The AGs specifically alleged that MIE violated HIPAA because it failed to do the following:
- Implement administrative and technical safeguards as required by the HIPAA Security Rule;
- Meet HIPAA implementation requirements;
- Modify and review security measures needed to reasonably and appropriately protect ePHI;
- Successfully conduct an accurate and thorough assessment of the potential risks and vulnerabilities to confidentiality, integrity, and availability of ePHI in accordance with the HIPAA Security Rule;
- Implement security measures to reduce risk to appropriate levels;
- Regularly review the record of information system activities;
- Implement policies and procedures related to security incidents, suspected security incidents, access authorization, and established user rights;
- Assign unique IDs to track user activity;
- Implement mechanisms to encrypt and decrypt ePHI;
- Implement software, hardware, and procedural mechanisms to read ePHI system use;
- Verify entity or person seeking access; and
- Adhere to the minimum necessary standard.
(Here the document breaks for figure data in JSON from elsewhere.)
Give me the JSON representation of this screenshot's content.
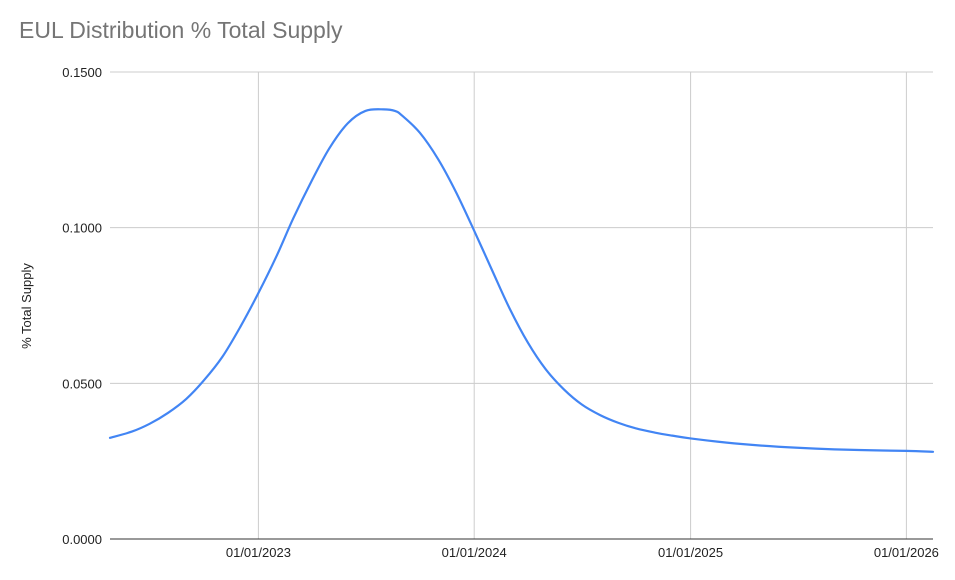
{
  "chart_data": {
    "type": "line",
    "title": "EUL Distribution % Total Supply",
    "xlabel": "",
    "ylabel": "% Total Supply",
    "ylim": [
      0,
      0.15
    ],
    "yticks": [
      "0.0000",
      "0.0500",
      "0.1000",
      "0.1500"
    ],
    "xticks": [
      "01/01/2023",
      "01/01/2024",
      "01/01/2025",
      "01/01/2026"
    ],
    "xlim": [
      "2022-04-25",
      "2026-02-15"
    ],
    "grid": true,
    "legend": "none",
    "colors": {
      "line": "#4285F4",
      "grid": "#cccccc",
      "axis": "#333333"
    },
    "series": [
      {
        "x": [
          "2022-04-25",
          "2022-06-01",
          "2022-07-01",
          "2022-08-01",
          "2022-09-01",
          "2022-10-01",
          "2022-11-01",
          "2022-12-01",
          "2023-01-01",
          "2023-02-01",
          "2023-03-01",
          "2023-04-01",
          "2023-05-01",
          "2023-06-01",
          "2023-07-01",
          "2023-08-01",
          "2023-08-20",
          "2023-09-01",
          "2023-10-01",
          "2023-11-01",
          "2023-12-01",
          "2024-01-01",
          "2024-02-01",
          "2024-03-01",
          "2024-04-01",
          "2024-05-01",
          "2024-06-01",
          "2024-07-01",
          "2024-08-01",
          "2024-09-01",
          "2024-10-01",
          "2024-11-01",
          "2024-12-01",
          "2025-01-01",
          "2025-03-01",
          "2025-05-01",
          "2025-07-01",
          "2025-09-01",
          "2025-11-01",
          "2026-01-01",
          "2026-02-15"
        ],
        "values": [
          0.0325,
          0.0345,
          0.037,
          0.0405,
          0.045,
          0.051,
          0.0585,
          0.068,
          0.079,
          0.091,
          0.103,
          0.115,
          0.1255,
          0.1335,
          0.1375,
          0.138,
          0.1375,
          0.136,
          0.1305,
          0.122,
          0.1115,
          0.099,
          0.086,
          0.074,
          0.063,
          0.0545,
          0.048,
          0.0432,
          0.0398,
          0.0373,
          0.0355,
          0.0342,
          0.0332,
          0.0323,
          0.031,
          0.03,
          0.0293,
          0.0288,
          0.0285,
          0.0283,
          0.028
        ]
      }
    ]
  }
}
The consent judgment and order require MIE to comply with the Administrative and Technical Safeguards under the HIPAA Security Rule, state deceptive trade practices statutes in connection with PHI, state breach notification laws, and state personal information protection acts. The consent judgment and order also require MIE to implement specific data security measures in response to the security problems that allegedly led to the breach, such as prohibiting the use of generic log-in account information and implementing reasonable measures to prevent SQL injection attacks. MIE will also have to hire a third-party professional to conduct a risk analysis and produce a security report that will be made available to the AGs, on an annual basis for a five-year period. MIE and its subsidiaries, that were also defendants in the action, must designate a privacy officer or other official to ensure compliance with the consent judgment and order. In addition, MIE will pay a total of $900,000 to the states.